Gurkirpal Singh; Bharathi Lingala; Alka Mithal


Rheumatology. 2019;58(12):2177-2180. 

In This Article


In 2015–16, the overall prevalence of self-reported gout among US adults was 3.9%, corresponding to a total affected population of 9.2 million. Reported gout was significantly more prevalent in men (5.2%) compared with women (2.7%) and the prevalence increased with age (Table 1). Hyperuricaemia (>0.40 mmol/l or 6.8 mg/dl) was seen in 14.6% of the US population (estimated 32.5 million individuals) and was much more common in men (24.7%) compared with women (5.2%).
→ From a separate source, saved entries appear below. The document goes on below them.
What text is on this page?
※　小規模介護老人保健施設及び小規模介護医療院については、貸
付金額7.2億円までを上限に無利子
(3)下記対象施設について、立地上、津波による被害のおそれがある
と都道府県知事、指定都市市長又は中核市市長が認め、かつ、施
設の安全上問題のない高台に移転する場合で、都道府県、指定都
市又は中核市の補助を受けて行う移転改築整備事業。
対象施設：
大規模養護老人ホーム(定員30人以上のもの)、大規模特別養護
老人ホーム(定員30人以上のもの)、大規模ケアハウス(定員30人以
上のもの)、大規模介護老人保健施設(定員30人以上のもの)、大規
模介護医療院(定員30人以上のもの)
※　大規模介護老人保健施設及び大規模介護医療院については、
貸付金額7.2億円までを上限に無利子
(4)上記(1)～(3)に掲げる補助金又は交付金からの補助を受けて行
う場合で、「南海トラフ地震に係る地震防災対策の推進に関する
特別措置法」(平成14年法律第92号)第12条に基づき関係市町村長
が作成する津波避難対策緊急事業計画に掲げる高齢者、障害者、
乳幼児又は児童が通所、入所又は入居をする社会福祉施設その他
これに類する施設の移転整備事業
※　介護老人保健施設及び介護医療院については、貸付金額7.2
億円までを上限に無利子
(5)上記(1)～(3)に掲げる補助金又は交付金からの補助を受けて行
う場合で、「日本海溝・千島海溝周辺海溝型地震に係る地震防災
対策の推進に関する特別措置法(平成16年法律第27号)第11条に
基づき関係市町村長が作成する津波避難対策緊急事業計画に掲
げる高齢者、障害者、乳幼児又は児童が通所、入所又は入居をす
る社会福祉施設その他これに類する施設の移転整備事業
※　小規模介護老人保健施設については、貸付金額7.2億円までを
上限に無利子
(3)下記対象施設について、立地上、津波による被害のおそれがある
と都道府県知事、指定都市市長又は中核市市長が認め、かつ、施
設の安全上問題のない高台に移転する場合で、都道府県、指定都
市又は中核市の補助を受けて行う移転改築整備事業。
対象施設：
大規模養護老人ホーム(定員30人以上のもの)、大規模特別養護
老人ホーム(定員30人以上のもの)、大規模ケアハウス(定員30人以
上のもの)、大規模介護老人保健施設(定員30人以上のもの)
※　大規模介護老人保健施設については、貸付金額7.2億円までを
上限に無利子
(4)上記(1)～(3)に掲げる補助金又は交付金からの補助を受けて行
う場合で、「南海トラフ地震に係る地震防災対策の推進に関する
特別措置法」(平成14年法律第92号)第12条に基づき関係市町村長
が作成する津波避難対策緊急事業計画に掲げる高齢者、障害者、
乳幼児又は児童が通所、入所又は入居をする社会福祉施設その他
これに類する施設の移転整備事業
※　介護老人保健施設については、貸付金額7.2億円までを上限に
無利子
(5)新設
The alternative definition of hyperuricaemia (>0.36 mmol/l or 6.0 mg/dl) was seen in 29.9% of individuals (estimated 66.6 million adults). Hyperuricaemia >0.48 mmol/l (8.0 mg/dl) was seen in 4.1% of the population. Both hyperuricaemia and gout were less prevalent in Mexican Americans compared with Whites and African Americans (Table 1). No significant trends were identified in the age-adjusted prevalence of gout and hyperuricaemia. The 2007–08 and 2015–16 age-adjusted rates were not statistically significantly different.